Der SPD-Gesundheitsexperte Karl Lauterbach, der zumindest als potenzieller neuer Bundesgesundheitsminister im Gespräch ist, schrieb auf Twitter: „Wir müssen Zeit gewinnen. Nichts ist schlimmer als eine neue Variante in einer laufenden Welle.“ Sollten sich vorläufige Daten als richtig erweisen, „müssen unverzüglich Reisebeschränkungen verhängt werden“.

Der designierte Bundesverkehrsminister Volker Wissing verwies bei Maßnahmen gegen die neue Coronavirus-Variante auf die Exekutive von Angela Merkel. „Das muss die noch amtierende Bundesregierung entscheiden“, sagte der FDP-Politiker im Deutschlandfunk. Er empfiehlt aber „auch Maßnahmen im Flugverkehr“.

Experten befürchten, dass die Variante B.1.1529 nicht nur aufgrund einer ungewöhnlich hohen Anzahl von Mutationen hoch ansteckend ist, sondern auch den Schutzschild der Impfstoffe leichter durchdringen könnte. Braun betonte, deshalb würden auch Gespräche mit dem Robert Koch-Institut (RKI) geführt.

Die Weltgesundheitsorganisation WHO prüft derzeit, ob die neue Corona-Variante als besorgniserregend einzustufen ist. Das sagte die WHO-Expertin Maria van Kerkhove gestern Donnerstag in einem Briefing. Außerdem wird geprüft, inwieweit die Variante auch Konsequenzen für Diagnostik, Therapien und Impfkampagnen hat. „Es wird einige Wochen dauern, bis wir die Auswirkungen dieser Variante verstehen“, sagte Kerkhove.

Die WHO hat mehrere Kategorien für die verschiedenen Corona-Varianten. Eine davon ist die Kategorie Variant of Concern. Eine der „Besorgniserregenden Varianten“ ist die derzeit in Deutschland vorherrschende Delta-Variante des Coronavirus.

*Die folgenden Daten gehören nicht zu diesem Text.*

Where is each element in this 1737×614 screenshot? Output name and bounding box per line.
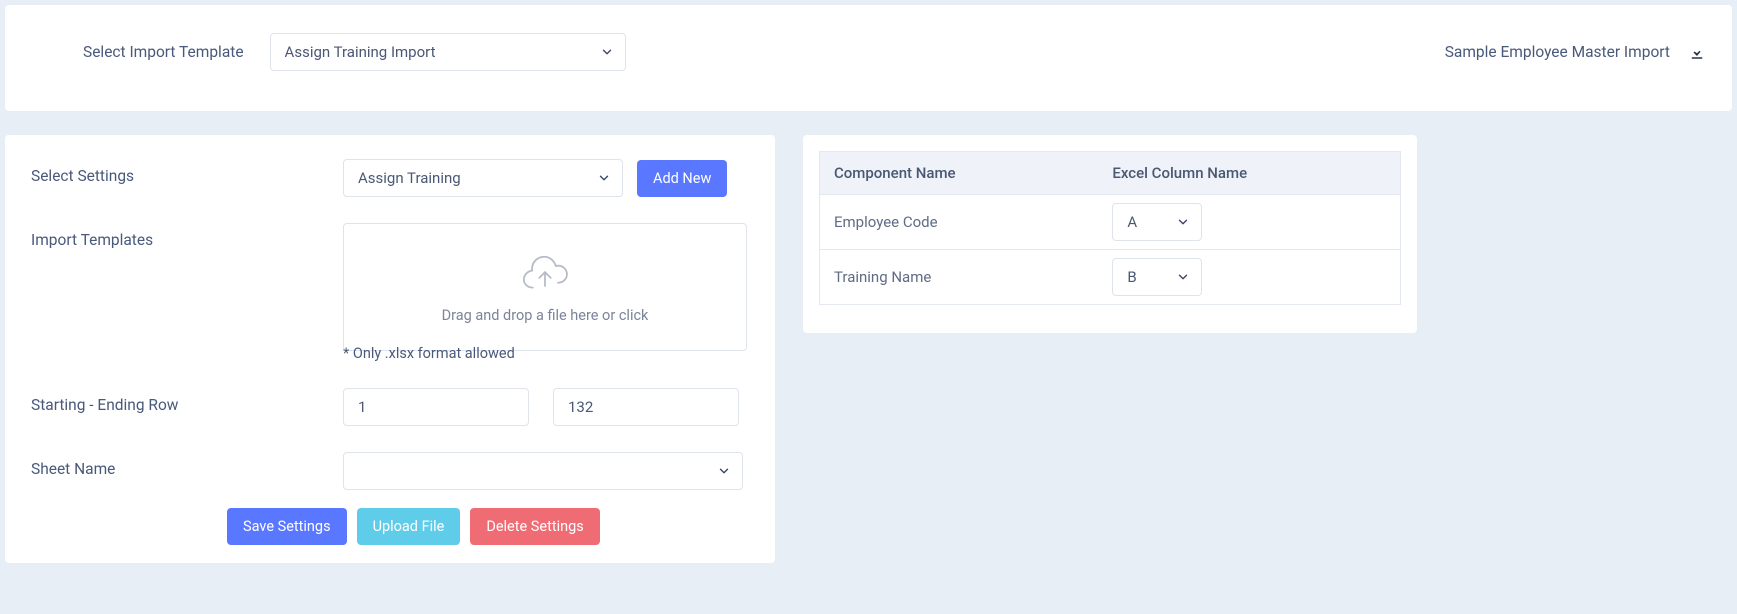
sheet-name-select-wrap [343, 452, 743, 490]
download-icon[interactable] [1688, 43, 1706, 61]
header-component-name: Component Name [820, 152, 1099, 195]
sample-download-label: Sample Employee Master Import [1445, 43, 1670, 61]
component-name-cell: Employee Code [820, 195, 1099, 250]
settings-select-wrap: Assign Training [343, 159, 623, 197]
upload-file-button[interactable]: Upload File [357, 508, 461, 545]
sheet-name-select[interactable] [343, 452, 743, 490]
settings-panel: Select Settings Assign Training Add New … [5, 135, 775, 563]
end-row-input[interactable] [553, 388, 739, 426]
table-row: Employee Code A [820, 195, 1401, 250]
import-template-select-wrap: Assign Training Import [270, 33, 626, 71]
start-row-input[interactable] [343, 388, 529, 426]
import-templates-row: Import Templates Drag and drop a file he… [31, 223, 749, 362]
header-excel-column: Excel Column Name [1098, 152, 1400, 195]
import-template-select[interactable]: Assign Training Import [270, 33, 626, 71]
table-header-row: Component Name Excel Column Name [820, 152, 1401, 195]
table-row: Training Name B [820, 250, 1401, 305]
format-hint: * Only .xlsx format allowed [343, 345, 515, 362]
dropzone-text: Drag and drop a file here or click [442, 307, 649, 324]
component-name-cell: Training Name [820, 250, 1099, 305]
select-settings-label: Select Settings [31, 159, 343, 185]
excel-col-select-wrap: A [1112, 203, 1202, 241]
sheet-name-row: Sheet Name [31, 452, 749, 490]
cloud-upload-icon [519, 251, 571, 295]
action-buttons: Save Settings Upload File Delete Setting… [227, 508, 749, 545]
delete-settings-button[interactable]: Delete Settings [470, 508, 599, 545]
add-new-button[interactable]: Add New [637, 160, 727, 197]
settings-select[interactable]: Assign Training [343, 159, 623, 197]
excel-col-select-wrap: B [1112, 258, 1202, 296]
save-settings-button[interactable]: Save Settings [227, 508, 347, 545]
file-dropzone[interactable]: Drag and drop a file here or click [343, 223, 747, 351]
import-templates-label: Import Templates [31, 223, 343, 249]
row-range-row: Starting - Ending Row [31, 388, 749, 426]
main-content: Select Settings Assign Training Add New … [5, 135, 1732, 563]
excel-column-select[interactable]: A [1112, 203, 1202, 241]
column-mapping-table: Component Name Excel Column Name Employe… [819, 151, 1401, 305]
row-range-label: Starting - Ending Row [31, 388, 343, 414]
select-settings-row: Select Settings Assign Training Add New [31, 159, 749, 197]
sample-download-group: Sample Employee Master Import [1445, 43, 1706, 61]
column-mapping-panel: Component Name Excel Column Name Employe… [803, 135, 1417, 333]
excel-column-select[interactable]: B [1112, 258, 1202, 296]
sheet-name-label: Sheet Name [31, 452, 343, 478]
import-template-header: Select Import Template Assign Training I… [5, 5, 1732, 111]
select-import-template-label: Select Import Template [83, 43, 244, 61]
template-select-group: Select Import Template Assign Training I… [83, 33, 626, 71]
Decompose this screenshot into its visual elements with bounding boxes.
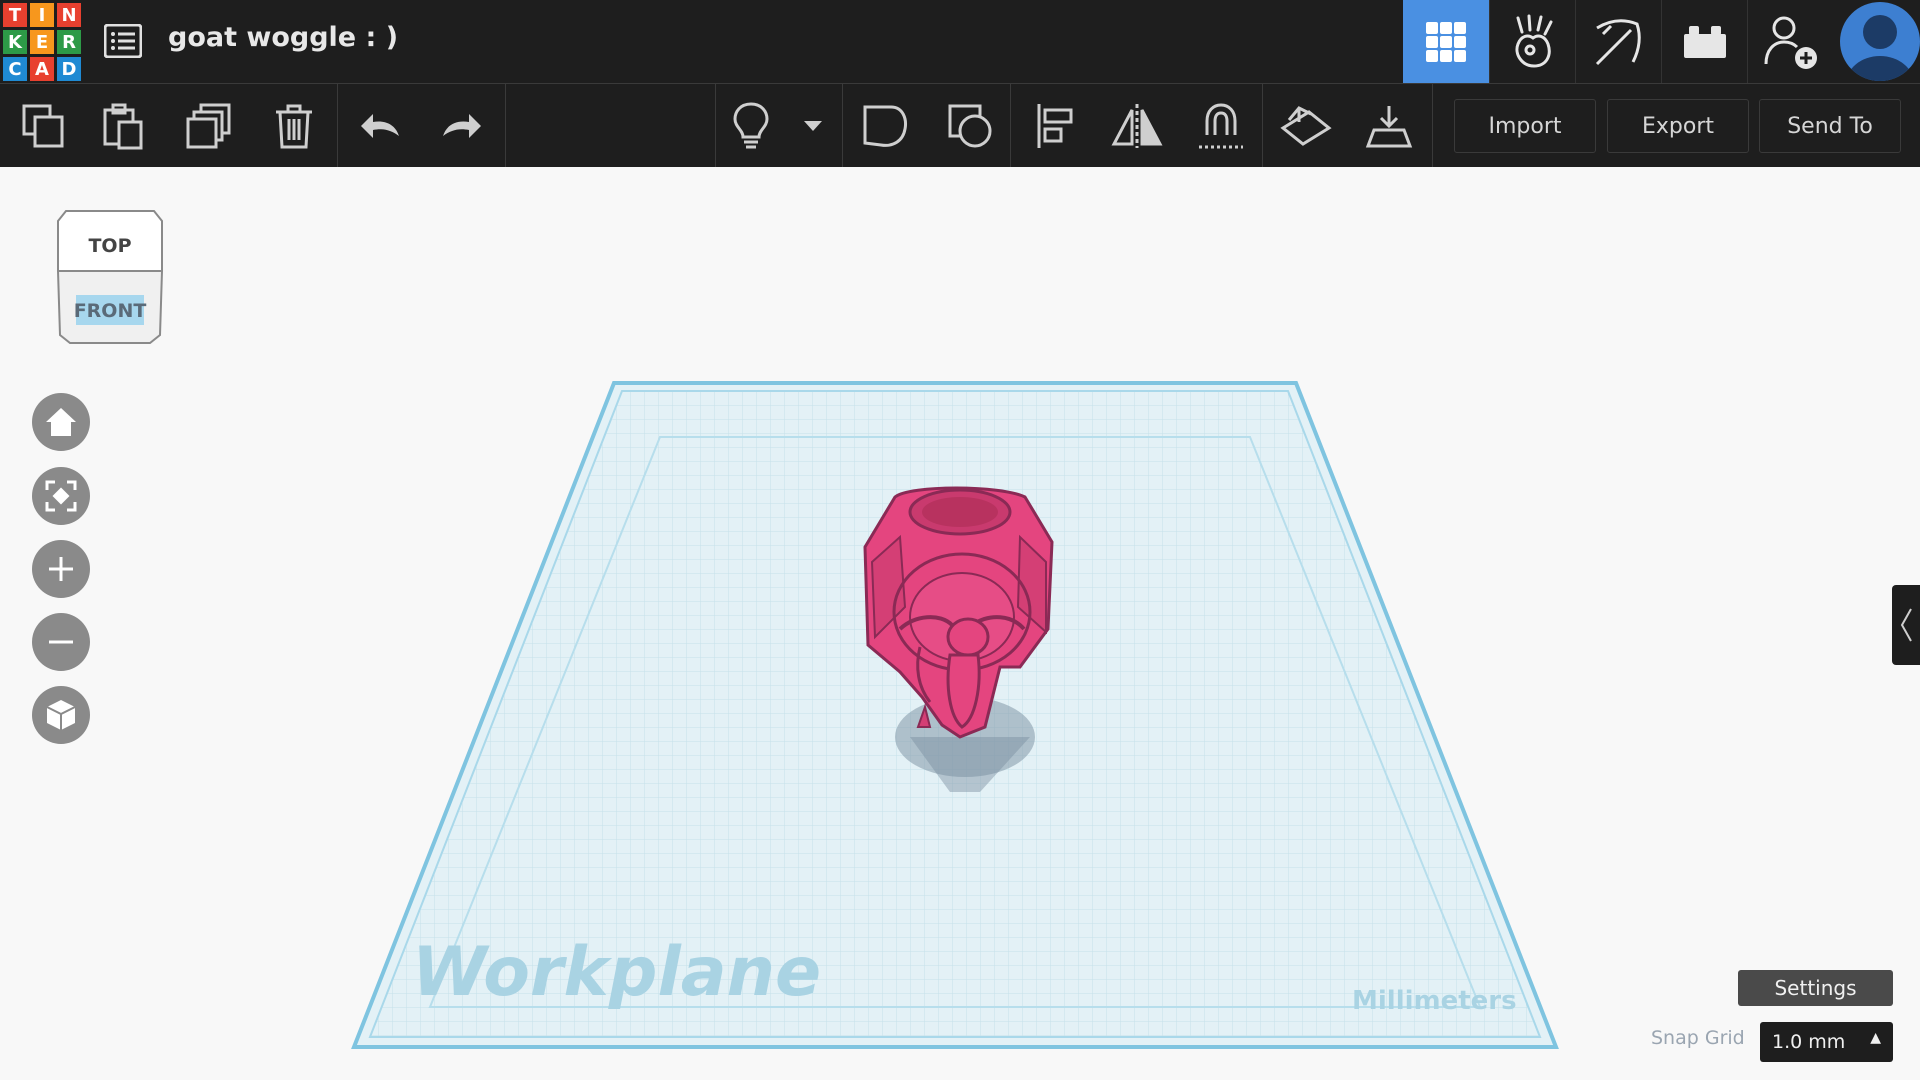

Zu den Merkmalen einer solchen Variante kann beispielsweise gehören, dass sie nachweislich die Übertragbarkeit des Coronavirus erhöht.

Die Corona-Variante B.1.1529 ist bisher im südlichen Afrika aufgetaucht. Experten befürchten, dass es aufgrund einer ungewöhnlich großen Zahl von Mutationen hoch ansteckend sein könnte und auch leichter den Schutzschild der Impfstoffe durchdringen könnte. Großbritannien, Israel und Japan schränkten deshalb vorsorglich den Flugverkehr auf einige Länder im südlichen Afrika ein.